Entré a mi cuarto y dejé la caja rápido. Tuve miedo de pecharme con ella cuando me di vuelta para salir. Pero no. Estaba parada en la puerta. La miré. Me miró. Me sentí bajita, con una brasa gigante que me ocupaba toda la panza. Pensé que la abuela podría tener mirada de mosquito y ver varios círculos rojos saliendo de mi cuerpo. Una nieta en llamas. Aunque eso era imposible, porque si lo estuviera viendo me gritaría poseída y me acribillaría a preguntas. Caminé con miedo de rozarla al pasar por la puerta. Me escurrí por su costado y salí al pasillo. Tenía olor a sopa de verdaderas, un olor húmedo a puerro y zapallo.

No sabía qué hacer: si iba al baño a sacarme el coquito seguro la abuela me seguía. Volví al patio y me senté al lado de Martín. El coquito me molestaba. Ya no quería tenerlo ahí. Me dieron ganas de arrancarlo y tirarlo lejos. Sentí la frente toda arrugada, apretándome entre los ojos. Martín me observaba sin moverse. ¿Qué pensaría? Él nunca parecía muy triste ni muy contento. Miré los cuadraditos grises de las baldosas. Todos iguales. Ásperos. Largué un suspiro profundo. Martín apoyó su mano en mi espalda.

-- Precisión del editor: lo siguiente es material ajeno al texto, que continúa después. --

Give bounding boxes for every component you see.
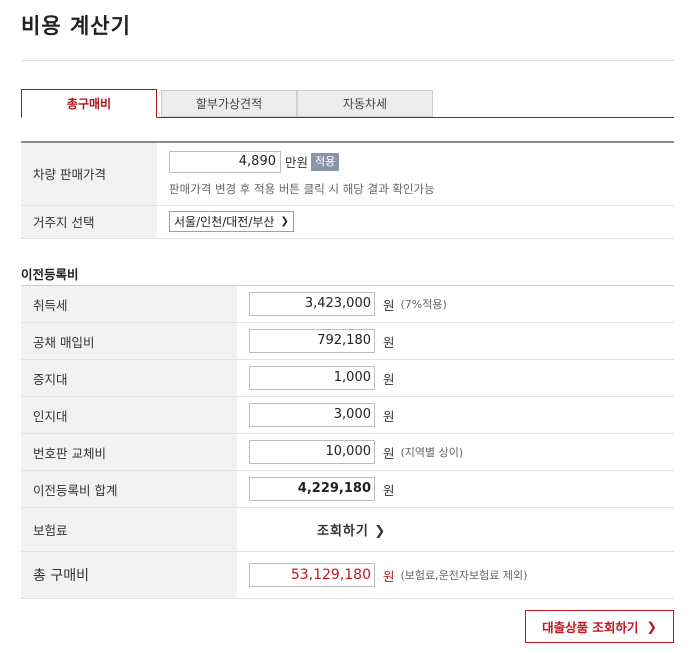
loan-product-inquiry-button[interactable]: 대출상품 조회하기 ❯ <box>525 610 674 643</box>
loan-button-label: 대출상품 조회하기 <box>542 620 639 635</box>
fee-label: 번호판 교체비 <box>21 433 237 471</box>
vehicle-price-hint: 판매가격 변경 후 적용 버튼 클릭 시 해당 결과 확인가능 <box>169 181 435 196</box>
transfer-total-field[interactable]: 4,229,180 <box>249 477 375 501</box>
fee-note: (지역별 상이) <box>400 446 464 459</box>
vehicle-price-row: 차량 판매가격 4,890 만원 적용 판매가격 변경 후 적용 버튼 클릭 시 해… <box>21 142 674 206</box>
residence-row: 거주지 선택 서울/인천/대전/부산 ❯ <box>21 205 674 239</box>
fee-row-revenue-stamp: 인지대 3,000 원 <box>21 396 674 434</box>
vehicle-price-input[interactable]: 4,890 <box>169 150 281 173</box>
fee-amount-field[interactable]: 792,180 <box>249 329 375 353</box>
tab-bar: 총구매비 할부가상견적 자동차세 <box>21 89 674 118</box>
currency-unit: 원 <box>382 445 395 461</box>
fee-row-plate-replacement: 번호판 교체비 10,000 원 (지역별 상이) <box>21 433 674 471</box>
tab-total-purchase[interactable]: 총구매비 <box>21 89 157 118</box>
fee-label: 증지대 <box>21 359 237 397</box>
residence-select[interactable]: 서울/인천/대전/부산 ❯ <box>169 211 294 232</box>
fee-amount-field[interactable]: 1,000 <box>249 366 375 390</box>
tab-car-tax[interactable]: 자동차세 <box>297 90 433 117</box>
fee-label: 인지대 <box>21 396 237 434</box>
currency-unit: 원 <box>382 297 395 313</box>
fee-row-acquisition-tax: 취득세 3,423,000 원 (7%적용) <box>21 285 674 323</box>
transfer-fee-section-title: 이전등록비 <box>21 267 79 282</box>
vehicle-price-unit: 만원 <box>285 155 309 171</box>
tab-installment-estimate[interactable]: 할부가상견적 <box>161 90 297 117</box>
fee-row-bond-purchase: 공채 매입비 792,180 원 <box>21 322 674 360</box>
fee-row-transfer-total: 이전등록비 합계 4,229,180 원 <box>21 470 674 508</box>
fee-label: 이전등록비 합계 <box>21 470 237 508</box>
insurance-label: 보험료 <box>21 507 237 552</box>
chevron-right-icon: ❯ <box>646 619 657 634</box>
total-purchase-field[interactable]: 53,129,180 <box>249 563 375 587</box>
currency-unit: 원 <box>382 334 395 350</box>
fee-row-certificate-stamp: 증지대 1,000 원 <box>21 359 674 397</box>
total-purchase-label: 총 구매비 <box>21 551 237 599</box>
page-title: 비용 계산기 <box>21 14 131 38</box>
transfer-fee-table: 취득세 3,423,000 원 (7%적용) 공채 매입비 792,180 원 … <box>21 285 674 599</box>
fee-amount-field[interactable]: 3,423,000 <box>249 292 375 316</box>
fee-label: 취득세 <box>21 285 237 323</box>
fee-note: (7%적용) <box>400 298 447 311</box>
currency-unit: 원 <box>382 408 395 424</box>
fee-amount-field[interactable]: 3,000 <box>249 403 375 427</box>
currency-unit: 원 <box>382 568 395 584</box>
apply-button[interactable]: 적용 <box>311 152 340 171</box>
insurance-row: 보험료 조회하기 ❯ <box>21 507 674 552</box>
fee-amount-field[interactable]: 10,000 <box>249 440 375 464</box>
vehicle-price-label: 차량 판매가격 <box>21 142 157 206</box>
total-purchase-note: (보험료,운전자보험료 제외) <box>400 569 528 582</box>
price-settings-table: 차량 판매가격 4,890 만원 적용 판매가격 변경 후 적용 버튼 클릭 시 해… <box>21 141 674 239</box>
insurance-inquiry-label: 조회하기 <box>317 524 369 539</box>
residence-selected-value: 서울/인천/대전/부산 <box>174 215 275 229</box>
insurance-inquiry-link[interactable]: 조회하기 ❯ <box>317 520 386 539</box>
chevron-down-icon: ❯ <box>280 216 289 227</box>
chevron-right-icon: ❯ <box>374 524 387 539</box>
currency-unit: 원 <box>382 482 395 498</box>
fee-label: 공채 매입비 <box>21 322 237 360</box>
total-purchase-row: 총 구매비 53,129,180 원 (보험료,운전자보험료 제외) <box>21 551 674 599</box>
residence-label: 거주지 선택 <box>21 205 157 239</box>
currency-unit: 원 <box>382 371 395 387</box>
title-divider <box>21 60 674 61</box>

—¿Tu abuela te retó? —preguntó despacio.

—No.

Tuve que hacer fuerza para no llorar. Martín era más chico que yo y no podía ponerme a lagrimear delante de él.

—¿Vamos a lo de Patricia? —le pregunté, me pareció que lo mejor era irme de mi casa y entrar en el baño de Patricia para sacarme el coquito.

—Vamos —contestó y se paró.

Cuando atravesamos el portón, Martín se agarró de mi mano. En ese momento pensé que era chiquito y tenía que cuidarlo, con o sin coquito.

Aplaudimos al borde del cerco de maderas blancas. Apareció doña Carmen con un cepillo en la mano. Atrás venía Patricia, que tenía una cinta verde agua en la cabeza, igual que las medias y una pollera que flotaba.

—Me voy a un cumpleaños con mi mamá —gritó contenta.

Doña Carmen le pidió que no caminara por el pasto. Parecía una muñeca y tenía olor a flores. Me dieron ganas de bañarme en su baño, usar su jabón y hacer burbujas con su shampoo, y que el coquito se fuera en un remolino de agua por el agujerito de la ducha.

—Mañana jugamos —dijo.

Nos dio un beso y trotó de vuelta hacia la casa, el pelo se le movía brillante. Doña Carmen cerró la puerta y nosotros nos quedamos como estatuas. El portazo me sonó adentro del cuerpo.

Me senté en el cordón de la vereda. Quería decirle algo a Martín, pero no sabía qué. Algo del coquito o de mi abuela o del diablo o de Patricia. Me imaginé que gritaba y pensé que los gritos sólo tienen una letra, no hay palabras ni frases. Aplasté varios coquitos de paraíso, pero de los amarillos, los que están maduros. Les salía una pasta blanca como el relleno de las cucarachas. Miré a Martín, que me miraba. Metí la mano por debajo de la bombacha y me lo saqué, estaba tibio y parecía vivo. Se lo di a Martín y él lo puso en su mano con cuidado, como si fuera un secreto.